'Foi uma emboscada, a viatura foi toda alvejada'

Depoimento de Francisco Carlos Ranulpho, 2º sargento do 41º Batalhão, na cidade de Santo André

22 Outubro 2011 | 16h38

“Eu era do 30.º Batalhão, de Mauá (Grande São Paulo). Como em todo o Estado, tinham pipocado informações sobre indivíduos transitando armados pelas ruas de lá também, mas o período dos grandes ataques já havia passado.

Era madrugada de 7 de junho, por volta das 2 horas, e eu e meu colega, que estava dirigindo a viatura, estávamos intensificando o policiamento no Jardim Zaíra, local de alta incidência criminal. De repente, eu ouvi um barulho, um estampido muito forte, e meu motorista avisou: ‘Sargento, tem um cara atirando atrás da gente’.

O vidro quebrou e o indivíduo saiu correndo. Nós desembarcamos. Eu passei a mão na arma e já desci pedindo apoio ao Copom. Graças a Deus, o rádio tinha um fio bem longo. Nesse momento, outros indivíduos que estavam escondidos em uma laje, a cerca de 30 metros, começaram a atirar. Vi os tiros pegando no chão.

Nós nos escondemos atrás da viatura e os disparos continuaram. Só deu para notar que eles portavam armas curtas – pistolas e revólveres. Meu colega revidou com dois disparos e se protegeu.

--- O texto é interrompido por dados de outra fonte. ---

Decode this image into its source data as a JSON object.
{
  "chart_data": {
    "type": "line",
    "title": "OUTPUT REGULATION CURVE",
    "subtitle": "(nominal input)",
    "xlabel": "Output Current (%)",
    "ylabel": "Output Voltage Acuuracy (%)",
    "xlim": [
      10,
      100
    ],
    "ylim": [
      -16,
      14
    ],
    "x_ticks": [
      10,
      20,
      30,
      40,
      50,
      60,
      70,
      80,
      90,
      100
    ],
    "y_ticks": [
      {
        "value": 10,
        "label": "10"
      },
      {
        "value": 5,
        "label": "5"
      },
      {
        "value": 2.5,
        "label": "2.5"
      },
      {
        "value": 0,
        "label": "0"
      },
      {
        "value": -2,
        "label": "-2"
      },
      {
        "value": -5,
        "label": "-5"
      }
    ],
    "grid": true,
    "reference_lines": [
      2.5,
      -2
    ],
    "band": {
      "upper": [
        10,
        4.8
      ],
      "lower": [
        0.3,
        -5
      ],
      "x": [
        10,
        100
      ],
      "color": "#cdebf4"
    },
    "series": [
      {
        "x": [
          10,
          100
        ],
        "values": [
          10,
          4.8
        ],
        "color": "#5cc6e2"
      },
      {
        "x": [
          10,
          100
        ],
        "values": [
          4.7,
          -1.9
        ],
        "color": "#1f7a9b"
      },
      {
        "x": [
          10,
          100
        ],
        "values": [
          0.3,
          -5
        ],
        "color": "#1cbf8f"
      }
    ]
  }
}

Quando eu fui começar a revidar junto, acendeu uma luz na residência onde os indivíduos estavam. E duas mãos, pequenininhas, apareceram na janela. Era uma criança. Não pensei nem meia vez, pulei no colega e falei: ‘Para de atirar, fica calmo, fica calmo’. E continuei pedindo apoio. Então, seis viaturas cercaram o local. Acho que os bandidos viram a movimentação e fugiram por uma zona de mata que existe na área. Nem eu nem o meu colega nos machucamos, mas a viatura, uma Parati, ficou inteira alvejada.

Acho que foi uma emboscada. Durou cerca de 10 minutos... O tempo inteiro, percebi que estava amparado por Deus(o estudo aponta a fé como fator relevante para a superação). Como faço todos os dias, eu tinha rezado o Salmo 91 naquele 7 de junho.”